- Directed by: Michel Mitrani
- Screenplay by: Michel Mitrani
- Based on: Balcony in the Forest by Julien Gracq
- Starring: Humbert Balsan; Aïna Wallé; Yves Afonso; Jacques Charby; Serge Martina [fr]; Jacques Villeret; ;
- Cinematography: Charly Gaeta
- Edited by: Claude Frechede
- Production company: Antenne 2
- Distributed by: Gaumont
- Release dates: May 1978 (Cannes); 28 February 1979;
- Running time: 160 minutes
- Country: France
- Language: French

= Un balcon en forêt (film) =

1978 film directed by Michel Mitrani

Un balcon en forêt (lit. 'A Balcony in [a] Forest') is a 1978 French war drama film directed by Michel Mitrani, starring Humbert Balsan, Aïna Wallé, Yves Afonso, Jacques Charby, Serge Martina and Jacques Villeret.
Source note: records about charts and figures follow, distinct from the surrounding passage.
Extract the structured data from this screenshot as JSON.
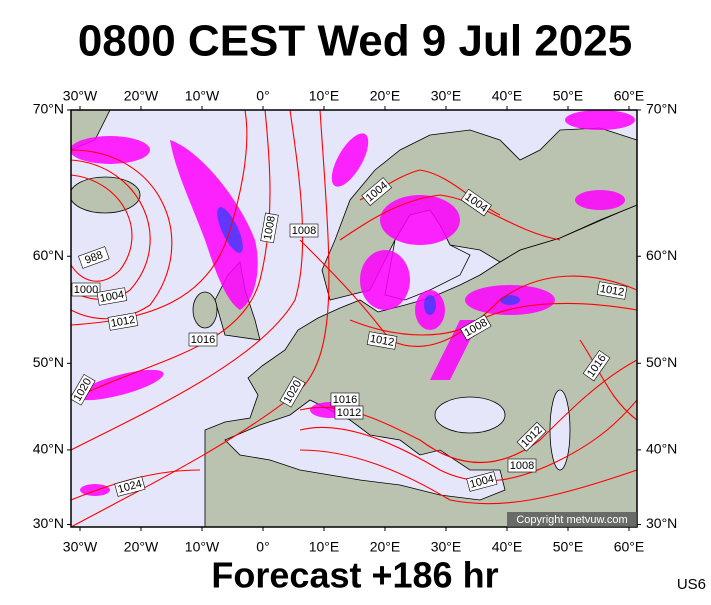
{
  "title": "0800 CEST Wed 9 Jul 2025",
  "footer": "Forecast +186 hr",
  "code": "US6",
  "copyright": "Copyright metvuw.com",
  "axes": {
    "lon_ticks": [
      {
        "value": -30,
        "label": "30°W"
      },
      {
        "value": -20,
        "label": "20°W"
      },
      {
        "value": -10,
        "label": "10°W"
      },
      {
        "value": 0,
        "label": "0°"
      },
      {
        "value": 10,
        "label": "10°E"
      },
      {
        "value": 20,
        "label": "20°E"
      },
      {
        "value": 30,
        "label": "30°E"
      },
      {
        "value": 40,
        "label": "40°E"
      },
      {
        "value": 50,
        "label": "50°E"
      },
      {
        "value": 60,
        "label": "60°E"
      }
    ],
    "lat_ticks": [
      {
        "value": 70,
        "label": "70°N"
      },
      {
        "value": 60,
        "label": "60°N"
      },
      {
        "value": 50,
        "label": "50°N"
      },
      {
        "value": 40,
        "label": "40°N"
      },
      {
        "value": 30,
        "label": "30°N"
      }
    ]
  },
  "isobar_labels": [
    1004,
    1004,
    1008,
    1008,
    988,
    1000,
    1004,
    1012,
    1016,
    1012,
    1008,
    1012,
    1016,
    1020,
    1016,
    1012,
    1020,
    1024,
    1012,
    1008,
    1004
  ]
}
It is set in a forest in the Ardennes in 1939, where a group of men occupy a concrete blockhouse in anticipation of an offence from the German army. It is based on the novel Balcony in the Forest by Julien Gracq and was produced by Antenne 2.

The film was in the Un Certain Regard selection at the 1978 Cannes Film Festival. It was released in French cinemas on 28 February 1979, distributed by Gaumont.